Tıp mecmuası The Lancet’ta kısa müddet evvel sürü bağışıklığına ait bir makale yayımlandı. Madrid merkezli Üçüncü Carlos Sıhhat Enstitüsü, İspanya Sıhhat Bakanlığı ve Harvard Üniversitesi’nde misyon yapan araştırmacıların yürüttüğü araştırma, corona virüse karşı sürü bağışıklığı kazanmanın kelam konusu olmayacağını su yüzüne çıkardı. 60 bin kişinin iştirakiyle yürütülen araştırma, Avrupa’nın şu ana kadarki en geniş çaplı antikor çalışması olma niteliğini taşıyor. Yapılan incelemeler, İspanyolların sadece yüzde 5’lik kısmının virüse karşı antikor ürettiğini gözler önüne seriyor.
VİRÜS SOĞUĞU SEVİYOR
Virüsler, soğuk ortamları seviyor. Virüsün bilhassa sıcaklığın düşük olduğu mezbahalarda yayılması, bu durumu iyi açıklayan bir örnek.
Hava sıcak olduğundaysa virüs, soğuk havadaki üzere süratli bir biçimde yayılmıyor. Münasebetiyle yılın sıcak aylarında enfeksiyon sayılarının görece düşük olması doğal bir durum. Dışarıdaki hava soğuk olduğunda beşerler daha sık meskende kalıyor. Lakin kapalı odalarda hava değişimi dışarıdaki üzere iyi ve ağır gerçekleşmiyor. Bu çerçevede de virüsün havada yayılması kolaylaşıyor.
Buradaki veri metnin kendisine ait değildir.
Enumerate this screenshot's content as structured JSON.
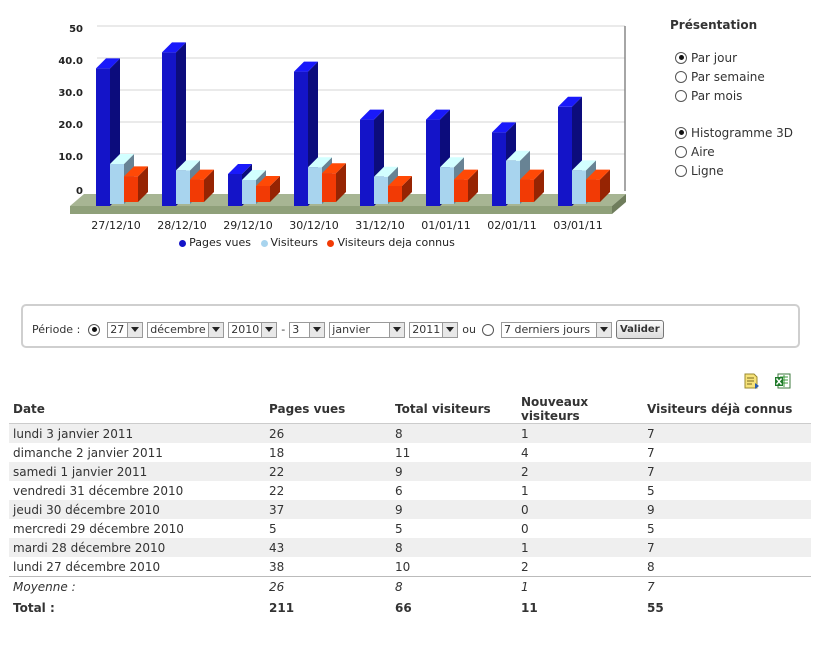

Pandeminin başlangıcında uzmanlar, SARS-CoV-2 virüsünün yapışma ve damlalar vasıtasıyla yayıldığını düşünüyordu. Fakat sonradan virüsün hava yoluyla da bulaştığının farkına varıldı. Dışarıda havanın kuru ve soğuk olması, virüs için ülkü şartların sağlandığı manasına geliyor. „Aeresoller“ soğuk günlerde havada sıcak günlere kıyasla çok daha uzun asılı kalıyor.
Kuzey Yarımküre’de kış şimdi başlamamış olsa da toplumsal ara kurallarına uymak gerektiğini unutmamak gerekiyor.